Interprofessioneller Austausch in der Gesprächsrunde

In einer interprofessionellen Gesprächsrunde – moderiert von Lucia Zimmermann, Programmleiterin Bildung am Schulungszentrum für Gesundheit –, berichteten fünf Fachleute, welche Erfahrungen sie mit dem Thema «Spuren hinterlassen» gemacht haben. Ralf Schiemer, Klinischer Fachspezialist am Kompetenzzentrum Pflege und Gesundheit, wies darauf hin, dass Spuren vor allem auch Emotionen seien.

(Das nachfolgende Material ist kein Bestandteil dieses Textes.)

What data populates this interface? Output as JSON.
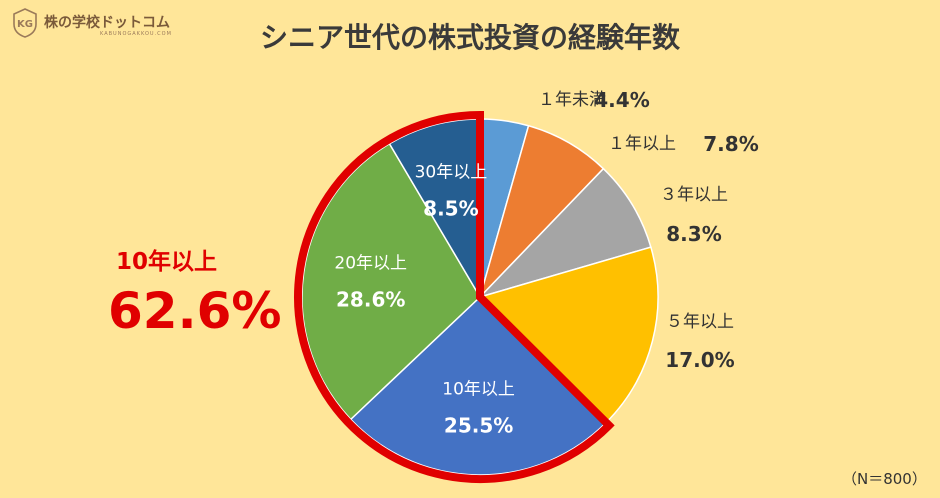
{
  "logo": {
    "badge": "KG",
    "name": "株の学校ドットコム",
    "sub": "KABUNOGAKKOU.COM"
  },
  "big_label": "10年以上",
  "big_value": "62.6%",
  "note": "（N＝800）",
  "colors": {
    "background": "#ffe699",
    "highlight": "#e00000"
  },
  "chart_data": {
    "type": "pie",
    "title": "シニア世代の株式投資の経験年数",
    "start_angle_deg": 0,
    "direction": "clockwise",
    "slices": [
      {
        "label": "１年未満",
        "value": 4.4,
        "value_label": "4.4%",
        "color": "#5b9bd5",
        "label_position": "outside"
      },
      {
        "label": "１年以上",
        "value": 7.8,
        "value_label": "7.8%",
        "color": "#ed7d31",
        "label_position": "outside"
      },
      {
        "label": "３年以上",
        "value": 8.3,
        "value_label": "8.3%",
        "color": "#a5a5a5",
        "label_position": "outside"
      },
      {
        "label": "５年以上",
        "value": 17.0,
        "value_label": "17.0%",
        "color": "#ffc000",
        "label_position": "outside"
      },
      {
        "label": "10年以上",
        "value": 25.5,
        "value_label": "25.5%",
        "color": "#4472c4",
        "label_position": "inside"
      },
      {
        "label": "20年以上",
        "value": 28.6,
        "value_label": "28.6%",
        "color": "#70ad47",
        "label_position": "inside"
      },
      {
        "label": "30年以上",
        "value": 8.5,
        "value_label": "8.5%",
        "color": "#255e91",
        "label_position": "inside"
      }
    ],
    "highlighted_slices": [
      "10年以上",
      "20年以上",
      "30年以上"
    ]
  }
}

Emotionen, die bei Pflegepersonal und Angehörigen entstehen, aber eben auch solche, welche die Patienten selbst erleben. «Wir sehen bei den Patienten Angst, aber auch sehr viel Mut», sagte er. «Es sind sehr starke Emotionen, welche viele am Ende ihres Lebens den Angehörigen übergeben.» Mut und Stärke, damit die Nächsten Abschied nehmen können. «Das bewundere ich jeden Tag von neuem.» Marcel Meier, Fachexperte Palliative Care am Mattenhof, stellte fest, dass all die Begegnungen mit Patientinnen und Patienten sowie deren Angehörigen bei ihm Spuren hinterlassen haben: «Man erlebt sehr viele Schicksale, die in Erinnerung bleiben.» Gerade wenn er sehr junge Menschen auf der Palliativstation begleite, sei dieses Erlebnis sehr einprägsam. An einen solchen Moment erinnerte sich auch Matthias Staub, Sterbebegleiter bei Pace und Betriebsleiter Gesundheitszentren Witikon und Riesbach. Er steht den Menschen in den letzten Lebensstunden bei. Und da würden sich Werte drastisch verändern. «Irdische Güter wie Geld oder Autos werden absolut zur Nebensache. Werte wie Zeit, Präsenz, Nähe gewinnen an enormer Bedeutung.»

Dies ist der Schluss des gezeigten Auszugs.